Nas palavras da Folha, “os getulistas de São Paulo festejaram depredando e empastelando jornais. Manifestantes destruíram rotativas e linotipos da Folha da Noite, que não teve tempo de circular. Móveis e máquinas de escrever alimentaram a fogueira com destroços do jornal no meio da rua, na altura da Praça da Sé, em São Paulo”. As publicações do grupo deixaram de circular por quase três meses.

“Iguais em tudo e na sina”, a Folha, como o Estadão, apoiou 1932. Mesmo com a derrota militar do estado em menos de três meses de conflito armado, a imprensa paulista se aliou ao Instituto Histórico e Geográfico de São Paulo na força-tarefa para glorificar o Movimento Constitucionalista. Partiu de empresas como a Folha a ideia de frisar o levante como “Revolução de 32” ou “Revolução Constitucionalista”.

Em 2014, quando o suicídio de Vargas completou 60 anos, o publisher da Folha, Otavio Frias Filho, teorizou que, “num homem tão racional e metódico” quanto Getúlio, “mesmo os lances da paixão foram comedidos pelo cálculo”, haja vista a célebre carta testamento. Para Frias Filho, “sua qualidade literária quase faz esquecer o quanto ressoa de demagogia nacionalista e de culto à personalidade em seu teor”. Getúlio era, a seu ver, “um oportunista por excelência, adotando os disfarces ideológicos que mais lhe convinham a cada conjuntura”.

O editorial da Folha sobre os 80 anos da CTL (Consolidação das Leis do Trabalho), publicado nesta quinta-feira (3), dá curso à missão de demolir qualquer legado varguista.
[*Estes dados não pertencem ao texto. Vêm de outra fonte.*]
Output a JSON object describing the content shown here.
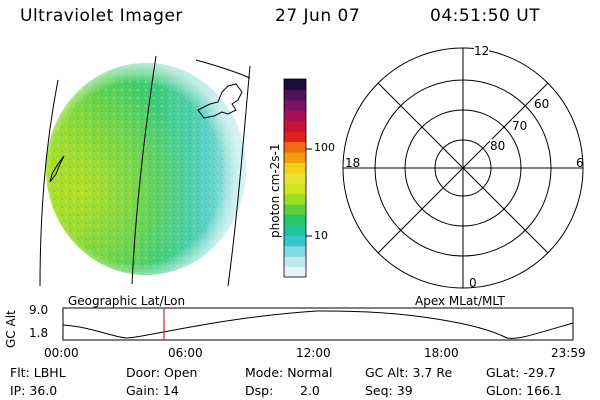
{
  "header": {
    "title": "Ultraviolet Imager",
    "date": "27 Jun 07",
    "time": "04:51:50 UT"
  },
  "colorbar": {
    "label": "photon cm-2s-1",
    "ticks": [
      "100",
      "10"
    ],
    "colors": [
      "#e8f4f7",
      "#bfe9ef",
      "#7fd9e2",
      "#35c7cc",
      "#20c49a",
      "#27c66b",
      "#5ad13c",
      "#9ede22",
      "#cbe61a",
      "#e8e23a",
      "#f1d016",
      "#f59b0e",
      "#f26a12",
      "#e0201c",
      "#c8123e",
      "#a61057",
      "#7b1266",
      "#4a135a",
      "#1a0d38"
    ]
  },
  "polar": {
    "labels": {
      "top": "12",
      "left": "18",
      "right": "6",
      "bottom": "0"
    },
    "rings": [
      "60",
      "70",
      "80"
    ]
  },
  "orbit_panel": {
    "left_title": "Geographic Lat/Lon",
    "right_title": "Apex MLat/MLT",
    "ylabel": "GC Alt",
    "y_ticks": [
      "9.0",
      "1.8"
    ],
    "x_ticks": [
      "00:00",
      "06:00",
      "12:00",
      "18:00",
      "23:59"
    ],
    "marker_color": "#d62020"
  },
  "info": {
    "flt": "Flt: LBHL",
    "ip": "IP: 36.0",
    "door": "Door: Open",
    "gain": "Gain: 14",
    "mode": "Mode: Normal",
    "dsp_label": "Dsp:",
    "dsp_value": "2.0",
    "gcalt": "GC Alt: 3.7 Re",
    "seq": "Seq: 39",
    "glat": "GLat: -29.7",
    "glon": "GLon: 166.1"
  }
}
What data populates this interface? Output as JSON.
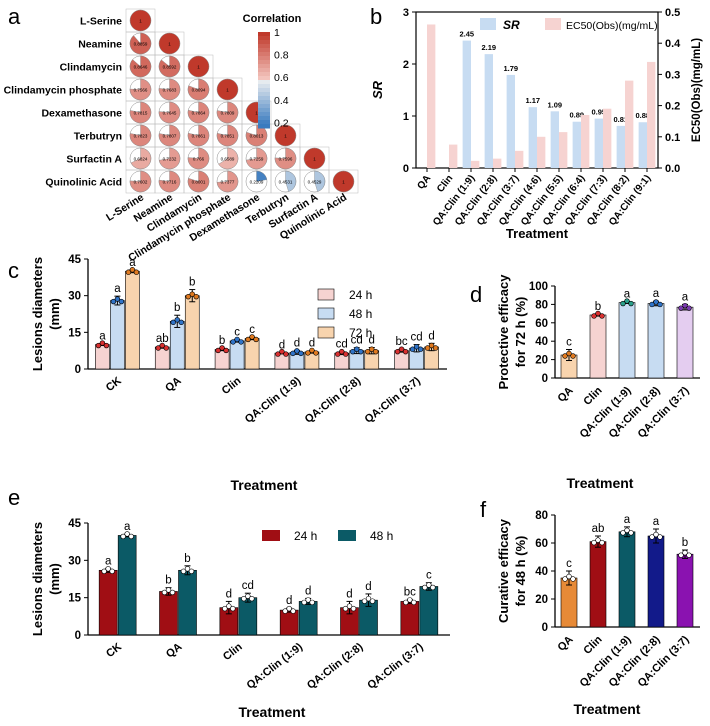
{
  "colors": {
    "red": "#c0392b",
    "blue": "#3a7bbf",
    "pale_red": "#f6d3d1",
    "pale_blue": "#c7dcf2",
    "pale_orange": "#f8d4ae",
    "orange": "#e78a37",
    "dark_red": "#a00e14",
    "teal": "#0b5a66",
    "dot_red": "#d93030",
    "dot_blue": "#2f73c8",
    "dot_orange": "#e07a20",
    "green_teal": "#2aa08a",
    "purple": "#7b3ab0",
    "navy": "#121a8a",
    "bright_purple": "#8a12b0"
  },
  "chart_data": [
    {
      "panel": "a",
      "type": "heatmap",
      "variables": [
        "L-Serine",
        "Neamine",
        "Clindamycin",
        "Clindamycin phosphate",
        "Dexamethasone",
        "Terbutryn",
        "Surfactin A",
        "Quinolinic Acid"
      ],
      "legend_title": "Correlation",
      "legend_ticks": [
        "1",
        "0.8",
        "0.6",
        "0.4",
        "0.2"
      ],
      "lower_triangle": [
        [
          "1"
        ],
        [
          "0.8859",
          "1"
        ],
        [
          "0.8646",
          "0.8592",
          "1"
        ],
        [
          "0.7566",
          "0.7683",
          "0.8094",
          "1"
        ],
        [
          "0.7815",
          "0.7645",
          "0.7864",
          "0.7809",
          "1"
        ],
        [
          "0.7823",
          "0.7807",
          "0.7861",
          "0.7851",
          "0.8013",
          "1"
        ],
        [
          "0.6824",
          "0.7232",
          "0.766",
          "0.6589",
          "0.7259",
          "0.7596",
          "1"
        ],
        [
          "0.7602",
          "0.7716",
          "0.8001",
          "0.7377",
          "0.2209",
          "0.4531",
          "0.4529",
          "1"
        ]
      ],
      "lower_triangle_values": [
        [
          1
        ],
        [
          0.886,
          1
        ],
        [
          0.865,
          0.859,
          1
        ],
        [
          0.757,
          0.768,
          0.809,
          1
        ],
        [
          0.782,
          0.765,
          0.786,
          0.781,
          1
        ],
        [
          0.782,
          0.781,
          0.786,
          0.785,
          0.801,
          1
        ],
        [
          0.682,
          0.723,
          0.766,
          0.659,
          0.726,
          0.76,
          1
        ],
        [
          0.76,
          0.772,
          0.8,
          0.738,
          0.221,
          0.453,
          0.453,
          1
        ]
      ]
    },
    {
      "panel": "b",
      "type": "bar",
      "xlabel": "Treatment",
      "ylabel_left": "SR",
      "ylabel_right": "EC50(Obs)(mg/mL)",
      "ylim_left": [
        0,
        3
      ],
      "yticks_left": [
        "0",
        "1",
        "2",
        "3"
      ],
      "ylim_right": [
        0,
        0.5
      ],
      "yticks_right": [
        "0.0",
        "0.1",
        "0.2",
        "0.3",
        "0.4",
        "0.5"
      ],
      "categories": [
        "QA",
        "Clin",
        "QA:Clin (1:9)",
        "QA:Clin (2:8)",
        "QA:Clin (3:7)",
        "QA:Clin (4:6)",
        "QA:Clin (5:5)",
        "QA:Clin (6:4)",
        "QA:Clin (7:3)",
        "QA:Clin (8:2)",
        "QA:Clin (9:1)"
      ],
      "legend": [
        "SR",
        "EC50(Obs)(mg/mL)"
      ],
      "series": [
        {
          "name": "SR",
          "values": [
            null,
            null,
            2.45,
            2.19,
            1.79,
            1.17,
            1.09,
            0.89,
            0.95,
            0.81,
            0.88
          ],
          "labels": [
            "",
            "",
            "2.45",
            "2.19",
            "1.79",
            "1.17",
            "1.09",
            "0.89",
            "0.95",
            "0.81",
            "0.88"
          ]
        },
        {
          "name": "EC50(Obs)(mg/mL)",
          "values": [
            0.46,
            0.075,
            0.023,
            0.03,
            0.055,
            0.1,
            0.115,
            0.17,
            0.19,
            0.28,
            0.34
          ]
        }
      ]
    },
    {
      "panel": "c",
      "type": "bar",
      "xlabel": "Treatment",
      "ylabel": "Lesions diameters (mm)",
      "ylim": [
        0,
        45
      ],
      "yticks": [
        "0",
        "15",
        "30",
        "45"
      ],
      "categories": [
        "CK",
        "QA",
        "Clin",
        "QA:Clin (1:9)",
        "QA:Clin (2:8)",
        "QA:Clin (3:7)"
      ],
      "legend": [
        "24 h",
        "48 h",
        "72 h"
      ],
      "series": [
        {
          "name": "24 h",
          "values": [
            10,
            9,
            8,
            6.5,
            6.5,
            7.5
          ],
          "errors": [
            0.4,
            0.5,
            0.5,
            0.3,
            0.6,
            0.6
          ],
          "letters": [
            "a",
            "ab",
            "b",
            "d",
            "cd",
            "bc"
          ]
        },
        {
          "name": "48 h",
          "values": [
            28,
            19.5,
            11.5,
            6.8,
            7.5,
            8.5
          ],
          "errors": [
            1.8,
            2.5,
            0.5,
            0.8,
            1.2,
            1.5
          ],
          "letters": [
            "a",
            "b",
            "c",
            "d",
            "cd",
            "cd"
          ]
        },
        {
          "name": "72 h",
          "values": [
            40,
            30,
            12.5,
            7,
            7.5,
            9
          ],
          "errors": [
            0.6,
            2.5,
            0.5,
            0.5,
            1.3,
            1.5
          ],
          "letters": [
            "a",
            "b",
            "c",
            "d",
            "d",
            "d"
          ]
        }
      ]
    },
    {
      "panel": "d",
      "type": "bar",
      "xlabel": "Treatment",
      "ylabel": "Protective efficacy for 72 h (%)",
      "ylim": [
        0,
        100
      ],
      "yticks": [
        "0",
        "20",
        "40",
        "60",
        "80",
        "100"
      ],
      "categories": [
        "QA",
        "Clin",
        "QA:Clin (1:9)",
        "QA:Clin (2:8)",
        "QA:Clin (3:7)"
      ],
      "values": [
        25,
        68.5,
        82,
        81,
        77
      ],
      "errors": [
        6,
        1.2,
        1,
        2.5,
        3
      ],
      "letters": [
        "c",
        "b",
        "a",
        "a",
        "a"
      ]
    },
    {
      "panel": "e",
      "type": "bar",
      "xlabel": "Treatment",
      "ylabel": "Lesions diameters (mm)",
      "ylim": [
        0,
        45
      ],
      "yticks": [
        "0",
        "15",
        "30",
        "45"
      ],
      "categories": [
        "CK",
        "QA",
        "Clin",
        "QA:Clin (1:9)",
        "QA:Clin (2:8)",
        "QA:Clin (3:7)"
      ],
      "legend": [
        "24 h",
        "48 h"
      ],
      "series": [
        {
          "name": "24 h",
          "values": [
            26,
            17.5,
            11,
            10,
            11,
            13.5
          ],
          "errors": [
            0.8,
            1.5,
            2.5,
            0.8,
            2.5,
            0.8
          ],
          "letters": [
            "a",
            "b",
            "d",
            "d",
            "d",
            "bc"
          ]
        },
        {
          "name": "48 h",
          "values": [
            40,
            26,
            15,
            13.5,
            14,
            19.5
          ],
          "errors": [
            0.5,
            1.8,
            1.8,
            1.2,
            2.5,
            1.5
          ],
          "letters": [
            "a",
            "b",
            "cd",
            "d",
            "d",
            "c"
          ]
        }
      ]
    },
    {
      "panel": "f",
      "type": "bar",
      "xlabel": "Treatment",
      "ylabel": "Curative efficacy for 48 h (%)",
      "ylim": [
        0,
        80
      ],
      "yticks": [
        "0",
        "20",
        "40",
        "60",
        "80"
      ],
      "categories": [
        "QA",
        "Clin",
        "QA:Clin (1:9)",
        "QA:Clin (2:8)",
        "QA:Clin (3:7)"
      ],
      "values": [
        35,
        61,
        68,
        65,
        52
      ],
      "errors": [
        5,
        4,
        3.5,
        5,
        3
      ],
      "letters": [
        "c",
        "ab",
        "a",
        "a",
        "b"
      ]
    }
  ]
}
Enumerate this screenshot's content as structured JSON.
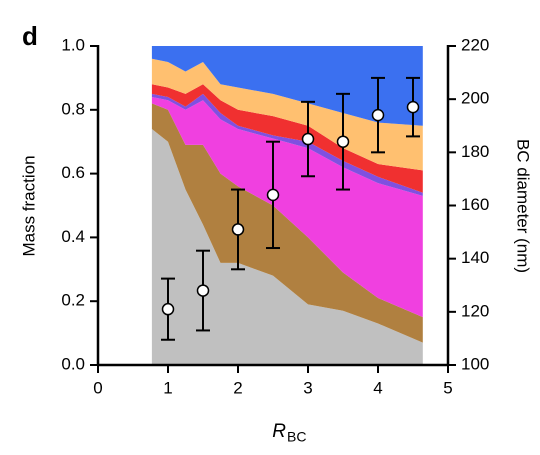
{
  "chart_data": {
    "type": "stacked_area",
    "panel_label": "d",
    "xlabel": "R",
    "xlabel_subscript": "BC",
    "ylabel": "Mass fraction",
    "y2label": "BC diameter (nm)",
    "xlim": [
      0,
      5
    ],
    "ylim": [
      0,
      1
    ],
    "y2lim": [
      100,
      220
    ],
    "xticks": [
      0,
      1,
      2,
      3,
      4,
      5
    ],
    "yticks": [
      {
        "value": 0,
        "label": "0.0"
      },
      {
        "value": 0.2,
        "label": "0.2"
      },
      {
        "value": 0.4,
        "label": "0.4"
      },
      {
        "value": 0.6,
        "label": "0.6"
      },
      {
        "value": 0.8,
        "label": "0.8"
      },
      {
        "value": 1,
        "label": "1.0"
      }
    ],
    "y2ticks": [
      100,
      120,
      140,
      160,
      180,
      200,
      220
    ],
    "x": [
      0.77,
      1,
      1.25,
      1.5,
      1.75,
      2,
      2.5,
      3,
      3.5,
      4,
      4.64
    ],
    "series": [
      {
        "color": "#c0c0c0",
        "values": [
          0.74,
          0.7,
          0.55,
          0.44,
          0.32,
          0.32,
          0.28,
          0.19,
          0.17,
          0.13,
          0.07
        ]
      },
      {
        "color": "#b08040",
        "values": [
          0.08,
          0.1,
          0.14,
          0.25,
          0.28,
          0.24,
          0.22,
          0.21,
          0.12,
          0.08,
          0.08
        ]
      },
      {
        "color": "#f040e0",
        "values": [
          0.02,
          0.03,
          0.11,
          0.14,
          0.17,
          0.18,
          0.21,
          0.28,
          0.33,
          0.36,
          0.38
        ]
      },
      {
        "color": "#8050e0",
        "values": [
          0.01,
          0.01,
          0.01,
          0.02,
          0.02,
          0.01,
          0.01,
          0.02,
          0.02,
          0.02,
          0.01
        ]
      },
      {
        "color": "#f03030",
        "values": [
          0.03,
          0.03,
          0.04,
          0.03,
          0.04,
          0.05,
          0.06,
          0.05,
          0.04,
          0.04,
          0.07
        ]
      },
      {
        "color": "#ffc070",
        "values": [
          0.08,
          0.08,
          0.07,
          0.07,
          0.05,
          0.07,
          0.07,
          0.07,
          0.11,
          0.13,
          0.14
        ]
      },
      {
        "color": "#3b70f0",
        "values": [
          0.04,
          0.05,
          0.08,
          0.05,
          0.12,
          0.13,
          0.15,
          0.18,
          0.21,
          0.24,
          0.25
        ]
      }
    ],
    "points": {
      "type": "scatter",
      "axis": "y2",
      "color": "#ffffff",
      "x": [
        1,
        1.5,
        2,
        2.5,
        3,
        3.5,
        4,
        4.5
      ],
      "values": [
        121,
        128,
        151,
        164,
        185,
        184,
        194,
        197
      ],
      "errors": [
        11.5,
        15,
        15,
        20,
        14,
        18,
        14,
        11
      ]
    }
  }
}
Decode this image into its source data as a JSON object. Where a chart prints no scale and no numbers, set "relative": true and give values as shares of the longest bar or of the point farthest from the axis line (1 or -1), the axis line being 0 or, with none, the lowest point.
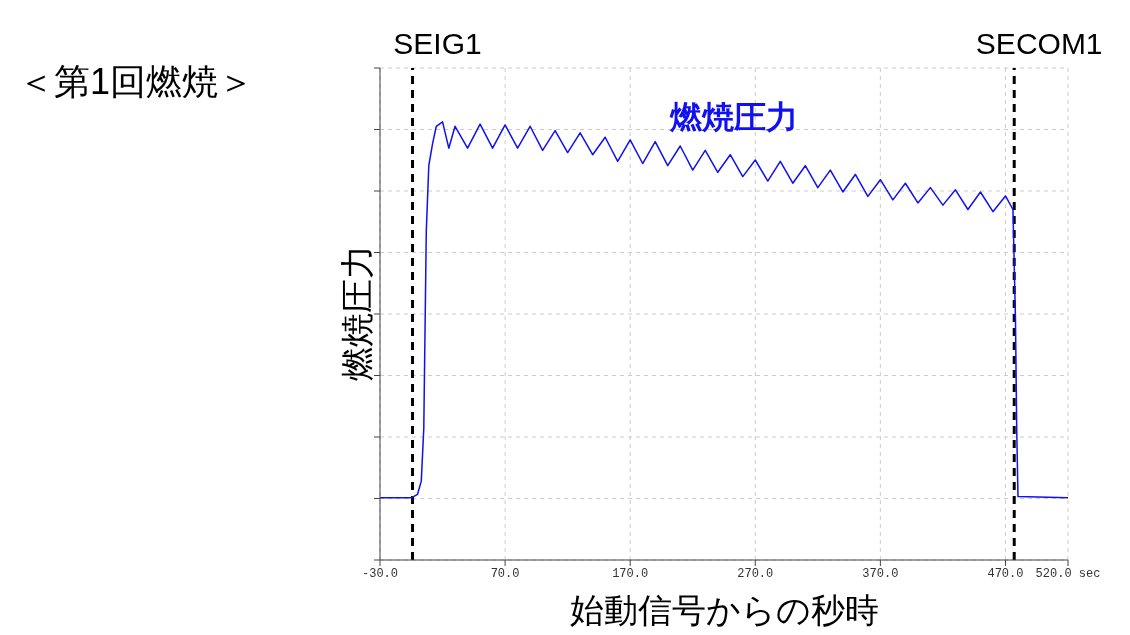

A legislação, sancionada por Getúlio em 1º de maio de 1943, teria “baixa eficácia”, porque “apenas” 38,2 milhões de brasileiros trabalham hoje com carteira assinada, ao passo que 38,1 milhões estão na informalidade.

Em contraposição, o editorial defende a nefasta reforma trabalhista de 2017, com a qual o governo Michel Temer promoveu o mais amplo desmonte da CLT. “As novas regras tiveram os objetivos corretos de permitir maior flexibilidade nos contratos e fortalecer as negociações coletivas, garantidos direitos básicos”, aponta a Folha.

“Maior flexibilidade” não passa de um eufemismo para mais precarização nas condições de trabalho, em benefício exclusivo dos patrões. Pode-se dizer que a reforma de Temer foi, a rigor, “antitrabalhista”. Uma leitura mais atenta do editorial é o suficiente para constatar que a condenação da CLT em favor da reforma não se sustenta.

Dados levantados pelo jornal mostram que “o percentual de informais no mercado, elevadíssimo, pouco tem se alterado ao longo dos anos. Desde 2016, quando começam os números da pesquisa nacional do IBGE, a cifra varia entre 38,3% e 40,9%, fora uma queda a 36,5% no período atípico da pandemia. A marca atual é de 39%”. Ora, se o número se mantém numa mesma ordem de grandeza mesmo com a suposta “modernização” da lei, por que a culpa era da CLT?

A Folha omite a promessa do governo Temer de gerar 6 milhões de empregos com a reforma, mas procura contemporizar: “A geração de empregos formais é prejudicada pela escassez de vigor da atividade econômica”. Sabendo que, ao fim e ao cabo, há poucos números que justifiquem o desmonte, o jornal apela: “Os resultados da reforma da legislação promovida em 2017 ainda são incipientes para avaliação”. Há um abismo, reconhece a Folha, entre os tais “objetivos corretos” e seus “resultados”.

A seguir, a Folha acusa o governo Lula de querer “interromper o processo de liberalização das normas, incluindo aí uma ofensiva contra o trabalho por meio de aplicativos”. Seguindo a cartilha da grande mídia, a Folha já começa a pregar contra a regulação dos trabalhadores uberizados com a mesma ira que destinou à “PEC das Domésticas”: garantir direitos para quê?

Só que a “octogenária CLT” tem um agravante, o DNA de Getúlio Vargas, que atiça o jornal paulista. “Discute-se na academia o quanto ela teve de influência do fascismo”, murmura a Folha, em tom de mexerico, sem querer se comprometer. Não é só oposição a Lula e alinhamento aos empresários. Em suas críticas, ao falar em “obsoleta orientação controladora e paternalista que décadas atrás inspirou a hoje remendada CLT”, a Folha também renova o histórico. A revanche contra Vargas não acabou.